Diagnosis: Soft tissue damage, and a slightly crooked nose that will need to be checked out by an Ear, Nose and Throat specialist; we were cleared to head back home to rest. She had a night ahead of her of ice packs and Panadol. When we got home, I remembered that she had her school photos coming up that week too. I looked over at her, her mashed up nose, panda eyes, relaxing on the couch watching You Tube. Next to her was Mishy with a painful looking face – shiny from the layers of aloe gel I kept applying to stop his face from cooking.

Two days later, following our trip to the ER for Marcia Brady and El Scorcho, I sat with what was going to be my first of many coffees for the next few weeks, and watched my husband pack his gear into his car and head off on tasking. No sooner had he driven off, Ripley got up and walked over to the dining room and vomited.

Oh boy. Here we go…

I cleaned up the vomit and put Ripley outside where I then watched her. She wandered around the yard and then went and laid down on her bed. Maybe she overindulged in the kitty litter? Whilst she relaxed outside, I got the kids up ready for school. When I returned from school drop-off, I brought Ripley back inside. She seemed flat. Missing hubby? I offered her one of her favourite treats, she turned her head away and rested her chin on her paws.

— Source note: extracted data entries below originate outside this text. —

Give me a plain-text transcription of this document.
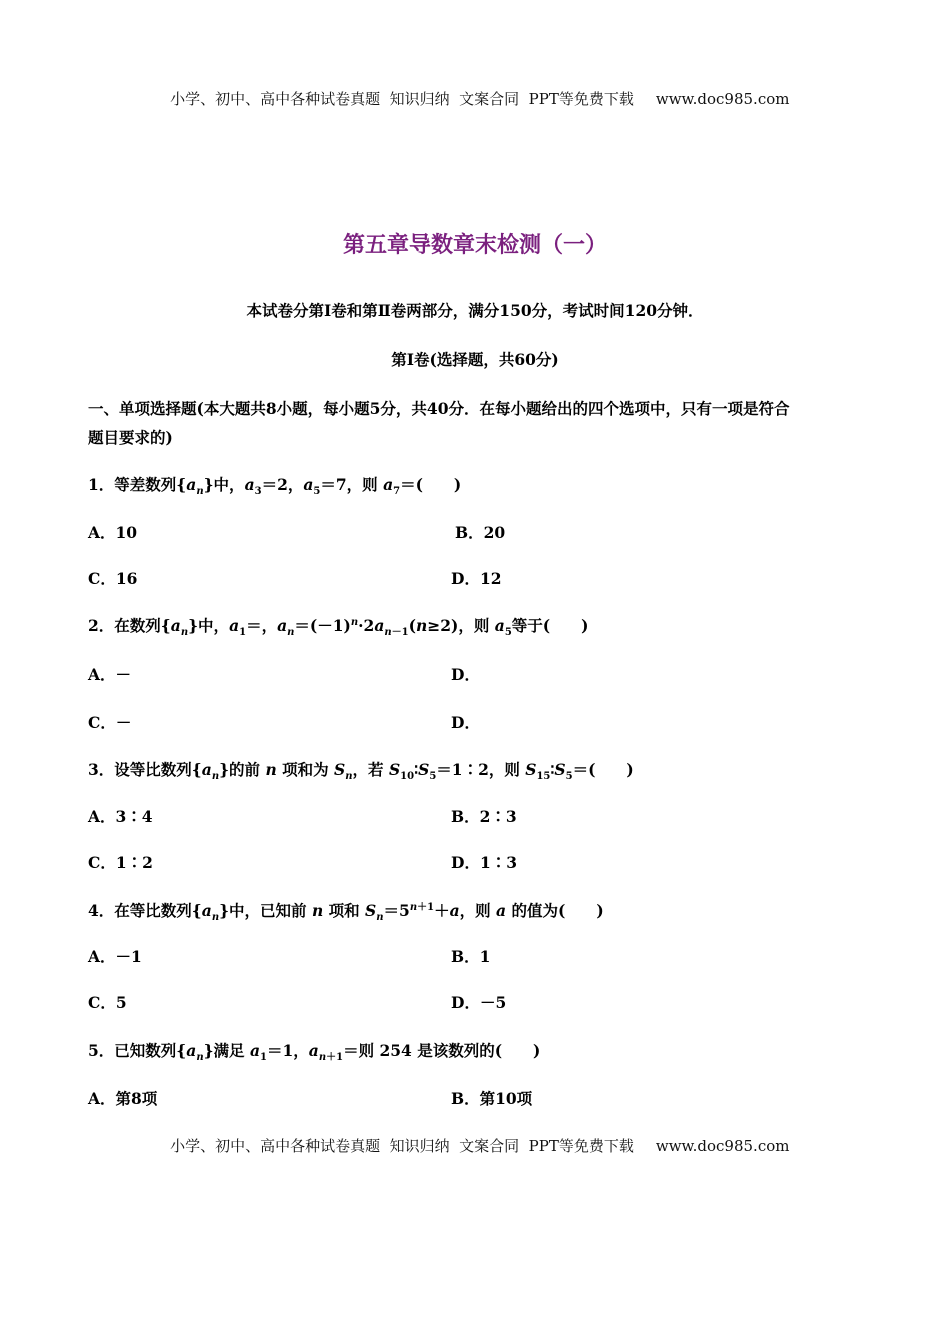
小学、初中、高中各种试卷真题  知识归纳  文案合同  PPT等免费下载 www.doc985.com

第五章导数章末检测（一）
本试卷分第Ⅰ卷和第Ⅱ卷两部分，满分150分，考试时间120分钟．
第Ⅰ卷(选择题，共60分)
一、单项选择题(本大题共8小题，每小题5分，共40分．在每小题给出的四个选项中，只有一项是符合
题目要求的)
1．等差数列$\{a_n\}$中，$a_3=2$，$a_5=7$，则 $a_7=$(　　)
A．10	B．20
C．16	D．12
2．在数列$\{a_n\}$中，$a_1=$，$a_n=(-1)^n\cdot 2a_{n-1}(n\ge 2)$，则 $a_5$等于(　　)
A．－	D．
C．－	D．
3．设等比数列$\{a_n\}$的前 n 项和为 $S_n$，若 $S_{10}∶S_5=1∶2$，则 $S_{15}∶S_5=$(　　)
A．3∶4	B．2∶3
C．1∶2	D．1∶3
4．在等比数列$\{a_n\}$中，已知前 n 项和 $S_n=5^{n+1}+a$，则 a 的值为(　　)
A．－1	B．1
C．5	D．－5
5．已知数列$\{a_n\}$满足 $a_1=1$，$a_{n+1}=$则 254 是该数列的(　　)
A．第8项	B．第10项

小学、初中、高中各种试卷真题  知识归纳  文案合同  PPT等免费下载 www.doc985.com
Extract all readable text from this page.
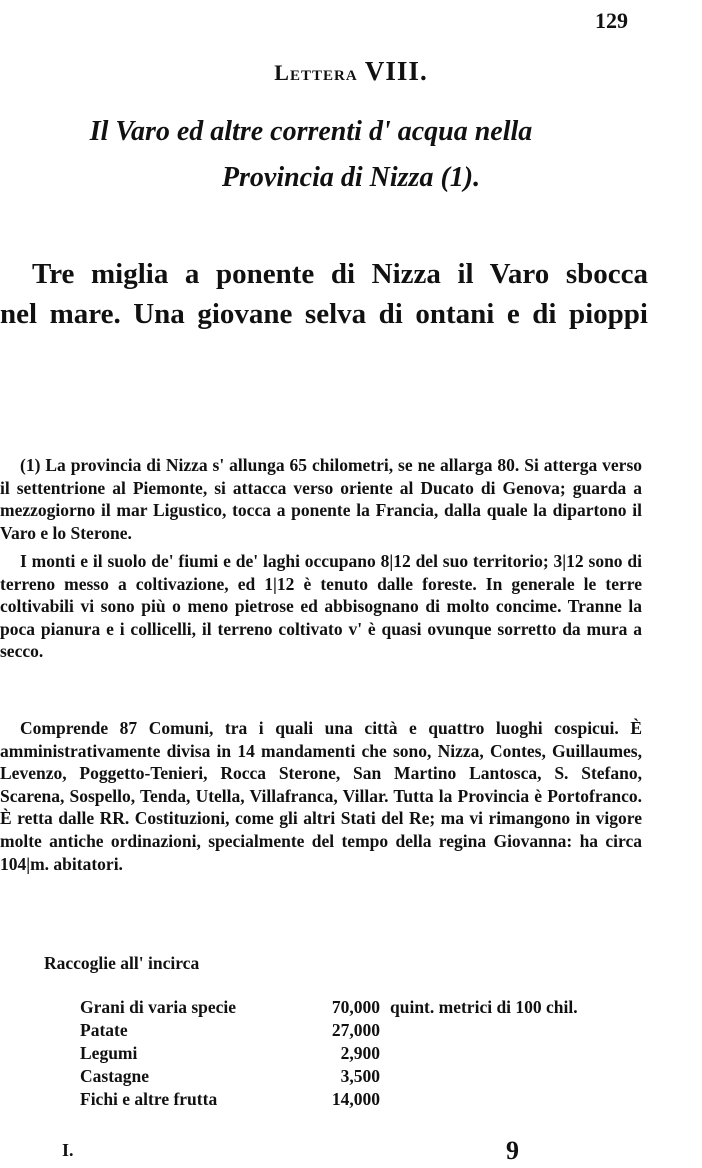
129
Lettera VIII.
Il Varo ed altre correnti d' acqua nella
Provincia di Nizza (1).
Tre miglia a ponente di Nizza il Varo sbocca
nel mare. Una giovane selva di ontani e di pioppi

(1) La provincia di Nizza s' allunga 65 chilometri, se ne allarga 80. Si atterga verso il settentrione al Piemonte, si attacca verso oriente al Ducato di Genova; guarda a mezzogiorno il mar Ligustico, tocca a ponente la Francia, dalla quale la dipartono il Varo e lo Sterone.

I monti e il suolo de' fiumi e de' laghi occupano 8|12 del suo territorio; 3|12 sono di terreno messo a coltivazione, ed 1|12 è tenuto dalle foreste. In generale le terre coltivabili vi sono più o meno pietrose ed abbisognano di molto concime. Tranne la poca pianura e i collicelli, il terreno coltivato v' è quasi ovunque sorretto da mura a secco.

Comprende 87 Comuni, tra i quali una città e quattro luoghi cospicui. È amministrativamente divisa in 14 mandamenti che sono, Nizza, Contes, Guillaumes, Levenzo, Poggetto-Tenieri, Rocca Sterone, San Martino Lantosca, S. Stefano, Scarena, Sospello, Tenda, Utella, Villafranca, Villar. Tutta la Provincia è Portofranco. È retta dalle RR. Costituzioni, come gli altri Stati del Re; ma vi rimangono in vigore molte antiche ordinazioni, specialmente del tempo della regina Giovanna: ha circa 104|m. abitatori.

Raccoglie all' incirca
Grani di varia specie	70,000	quint. metrici di 100 chil.
Patate	27,000	
Legumi	2,900	
Castagne	3,500	
Fichi e altre frutta	14,000	
I.	9
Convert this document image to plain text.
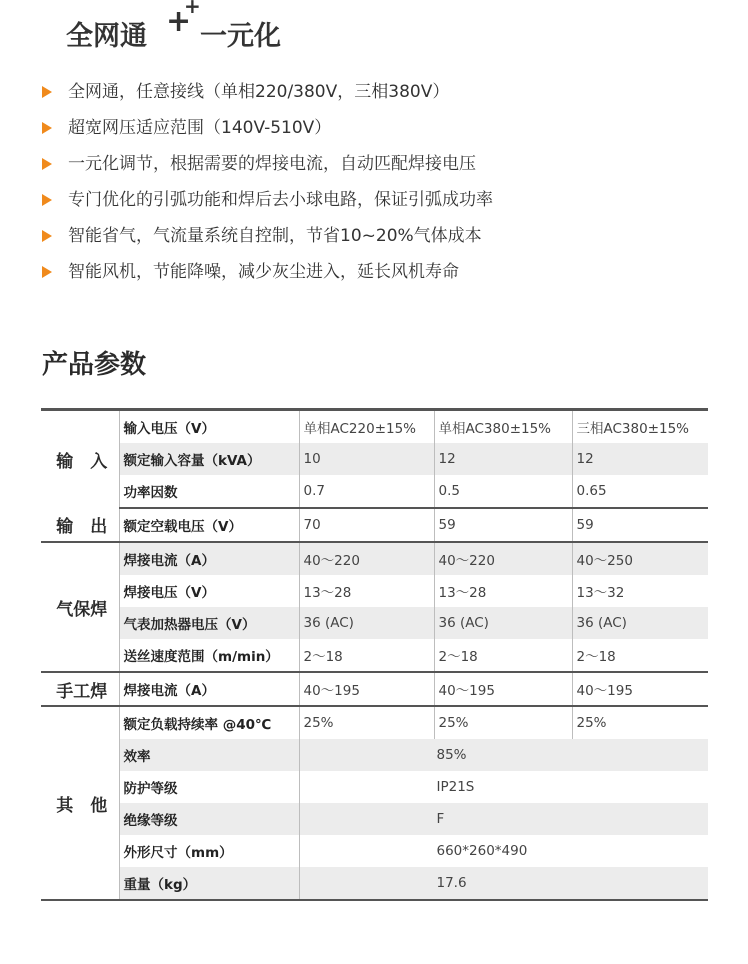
全网通 +
+
一元化
全网通，任意接线（单相220/380V，三相380V）
超宽网压适应范围（140V-510V）
一元化调节，根据需要的焊接电流，自动匹配焊接电压
专门优化的引弧功能和焊后去小球电路，保证引弧成功率
智能省气，气流量系统自控制，节省10~20%气体成本
智能风机，节能降噪，减少灰尘进入，延长风机寿命
产品参数
输　入	输入电压（V）	单相AC220±15%	单相AC380±15%	三相AC380±15%
	额定输入容量（kVA）	10	12	12
	功率因数	0.7	0.5	0.65
输　出	额定空载电压（V）	70	59	59
气保焊	焊接电流（A）	40～220	40～220	40～250
	焊接电压（V）	13～28	13～28	13～32
	气表加热器电压（V）	36 (AC)	36 (AC)	36 (AC)
	送丝速度范围（m/min）	2～18	2～18	2～18
手工焊	焊接电流（A）	40～195	40～195	40～195
其　他	额定负载持续率 @40℃	25%	25%	25%
	效率	85%		
	防护等级	IP21S		
	绝缘等级	F		
	外形尺寸（mm）	660*260*490		
	重量（kg）	17.6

I called her over to the other side of the room and I noticed she seemed really slow to stand. This wasn’t right. I called the vet (who had only a week earlier taken the final stent and stitches from out of Ripley’s inner ear) and I explained what was happening. They booked her in for that afternoon. In the meantime, I washed her mouth out and thinking to myself could it be she has licked a cane toad? She was drinking water, but not enough.

By the time I got her to her appointment, she was flat. The vet was going to take her in for the afternoon and run bloods and to get her on a drip for hydration. Half an hour after admitting her, I got the call to say Ripley had pancreatitis. This is the first (and hopefully now the last) time this has happened, and my head was spinning. Of course, something like this would happen when my husband is interstate and I am in an area I am not familiar with. Ripley ended up spending two days in hospital undergoing treatment. By the Friday evening, despite her latest test showing her pancreas was still giving her grief, she was stable enough to come home for the weekend. She had a pain med patch on her back leg, and she was much brighter and excited to see us and be back at home than she was when we brought her into the clinic on the Wednesday.
My job over the weekend was to keep her fluids up and serve up several small portions of either boiled chicken breast or specialised dry dog food throughout the day and on Monday morning we would be back for another test, and if still positive, we would have to discuss further testing and examination by a specialist. My mind was trying to work out how I would juggle things if I had to drive across through Brisbane to the specialist with the kids in school – would I have to take them out of school for the day because of appointment/driving times being outside of school hours? I played nurse over that weekend, determined to get my best friend better. The thought of not having her kills me, and when she was in hospital, I felt lost without my side pup.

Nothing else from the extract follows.